PADANG PANJANG - Kota Padang Panjang kembali memperkuat identitasnya sebagai pusat kebudayaan Minangkabau dengan menjadi tuan rumah Festival Pamenan Minangkabau #2 dan Festival Literasi, yang digelar selamat 4 hari, 24-27 Juli 2025 di kawasan PDIKM (Pusat Dokumentasi dan Informasi Kebudayaan Minangkabau) Padang Panjang.
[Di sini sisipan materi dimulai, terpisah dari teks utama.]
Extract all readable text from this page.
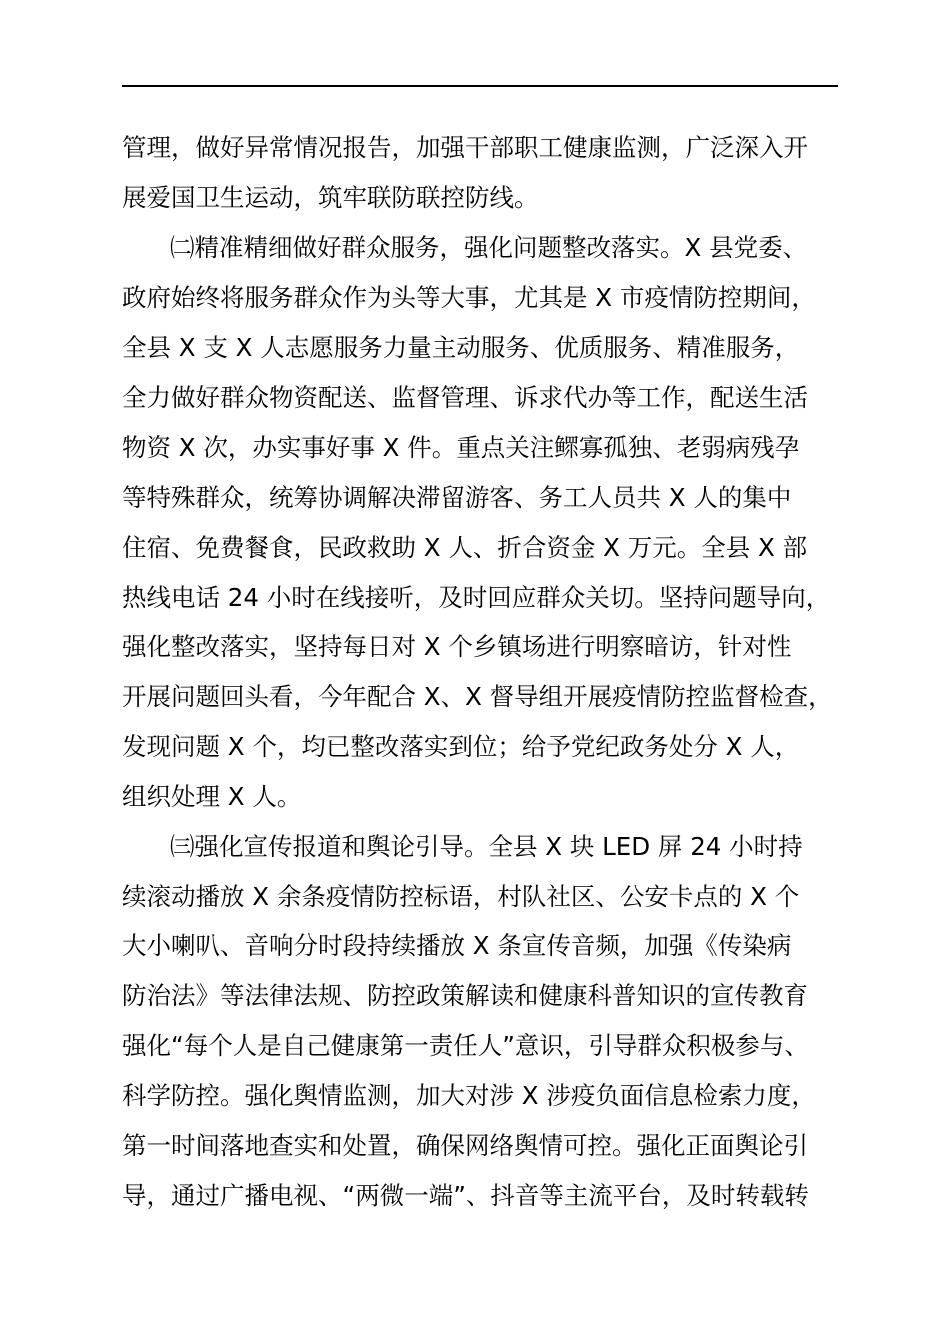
管理，做好异常情况报告，加强干部职工健康监测，广泛深入开
展爱国卫生运动，筑牢联防联控防线。
㈡精准精细做好群众服务，强化问题整改落实。X 县党委、
政府始终将服务群众作为头等大事，尤其是 X 市疫情防控期间，
全县 X 支 X 人志愿服务力量主动服务、优质服务、精准服务，
全力做好群众物资配送、监督管理、诉求代办等工作，配送生活
物资 X 次，办实事好事 X 件。重点关注鳏寡孤独、老弱病残孕
等特殊群众，统筹协调解决滞留游客、务工人员共 X 人的集中
住宿、免费餐食，民政救助 X 人、折合资金 X 万元。全县 X 部
热线电话 24 小时在线接听，及时回应群众关切。坚持问题导向，
强化整改落实，坚持每日对 X 个乡镇场进行明察暗访，针对性
开展问题回头看，今年配合 X、X 督导组开展疫情防控监督检查，
发现问题 X 个，均已整改落实到位；给予党纪政务处分 X 人，
组织处理 X 人。
㈢强化宣传报道和舆论引导。全县 X 块 LED 屏 24 小时持
续滚动播放 X 余条疫情防控标语，村队社区、公安卡点的 X 个
大小喇叭、音响分时段持续播放 X 条宣传音频，加强《传染病
防治法》等法律法规、防控政策解读和健康科普知识的宣传教育
强化“每个人是自己健康第一责任人”意识，引导群众积极参与、
科学防控。强化舆情监测，加大对涉 X 涉疫负面信息检索力度，
第一时间落地查实和处置，确保网络舆情可控。强化正面舆论引
导，通过广播电视、“两微一端”、抖音等主流平台，及时转载转
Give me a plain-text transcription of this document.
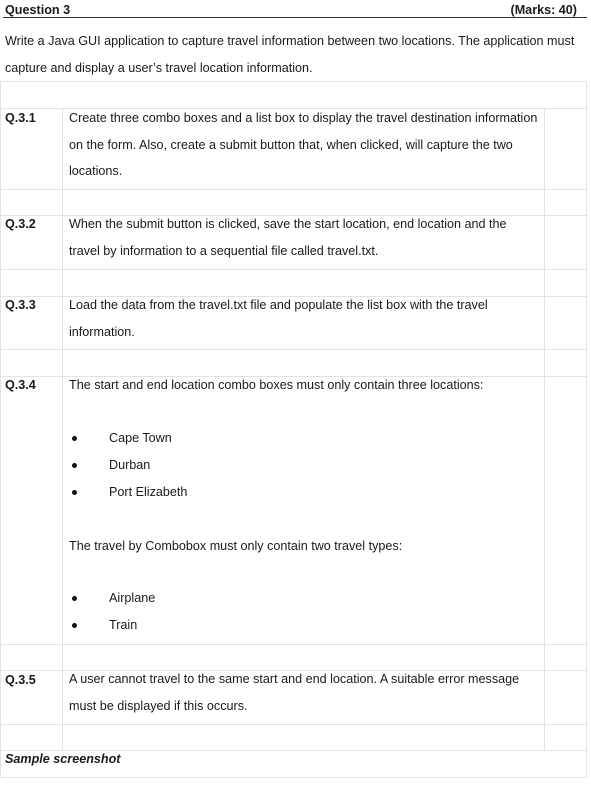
Question 3	(Marks: 40)
Write a Java GUI application to capture travel information between two locations. The application must capture and display a user’s travel location information.
Q.3.1	Create three combo boxes and a list box to display the travel destination information on the form. Also, create a submit button that, when clicked, will capture the two locations.
Q.3.2	When the submit button is clicked, save the start location, end location and the travel by information to a sequential file called travel.txt.
Q.3.3	Load the data from the travel.txt file and populate the list box with the travel information.
Q.3.4	The start and end location combo boxes must only contain three locations:
Cape Town
Durban
Port Elizabeth
The travel by Combobox must only contain two travel types:
Airplane
Train
Q.3.5	A user cannot travel to the same start and end location. A suitable error message must be displayed if this occurs.
Sample screenshot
Festival Pamenan Minangkabau #2 yang dilaksanakan Komunitas Seni Hitam Putih mengambil tema "Padusi di Rumah Gadang" dengan dukungan Danaindonesiana-LPDP, Keemterian Kebudayaan, mengangkat tema “Padusi di Rumah Gadang”, membaca peran padusi (Perempuan) Minangkabau dalam seni pertunjukan pada 26-27 Juli 2025. Sedangka Festival Literasi yang dilaksanakan Pemerintah Kota Padang Panjang mengusung tema Literasi Berdaya digelar pada 24-25 Juli 2025.
Wali Kota Padang Panjang, Hendri Arnis, menyampaikan bahwa festival ini bukan sekadar pertunjukan seni, tetapi ruang temu budaya dan memberdayakan aktivitas literasi sebagai wahana edukasi, dan inovasi bagi pelaku seni, pelalu usaha kecil dan menengah, serta pegiat literasi.
“Festival Pamenan Minangkabau dan Festival Literasi adalah ruang edukasi, regenerasi, inovasi, memperkokoh nilai-nilai gotong royong dan kebersamaan. Sebab, dalam festival ini juga dihadirkan permainan tradisional yang melibatkan anak-anak sekolah dan remaja,” kata Hendri Arnis, Kamis (10/7/2025).
Menurutnya, festival ini menjadi bagian dari komitmen Pemerintah Kota Padang Panjang dalam mengembangkan ekosistem budaya dan ekonomi kreatif yang termasuk dalam 33 program unggulan. Salah satunya adalah Revitalisasi Pusat Dokumentasi dan Informasi Kebudayaan Minangkabau (PDIKM) sebagai pusat dokumentasi budaya terbesar di Sumatera Barat dan diproyeksikan sebagai destinasi wisata edukatif dan sejarah.
Selain itu, penyelenggaraan Festival Pamenan Minangkabau dan Festival Literasi juga mendukung program Padang Panjang Semarak Festival, yang memosisikan kota ini sebagai sentra kegiatan budaya dan kreativitas anak muda. Program ini bersinergi dengan Padang Panjang Creative Hub dan Youth Center—ruang inovatif yang diperuntukkan bagi pelaku ekonomi kreatif, UMKM, dan generasi muda.
“Creative Hub ini bukan sekadar fasilitas, tetapi rumah besar bagi pencipta nilai tambah lokal yang berpijak pada kearifan budaya dan inovasi digital,” jelas Wali Kota.
Festival kali ini melibatkan berbagai Organisasi Perangkat Daerah (OPD) Pemerintah Kota Padang Panjang seperti Dinas Pendidikan dan Kebudayaan, Dinas Perdagangan, Koperasi dan UKM, serta Dinas Kominfo, Dinas Pariwisata, Dinas Perpustakaan dan Pengarsipan, dan komunitas seni serta literasi.
Festival Literasi menghadirkankan gelar wicara, pameran produk masing-masing kelurahan, UMKM, lomba literasi SLTP dan SD, pentas seni, pemutaran film, penilaian stand, dan dihibur Upiak Isil.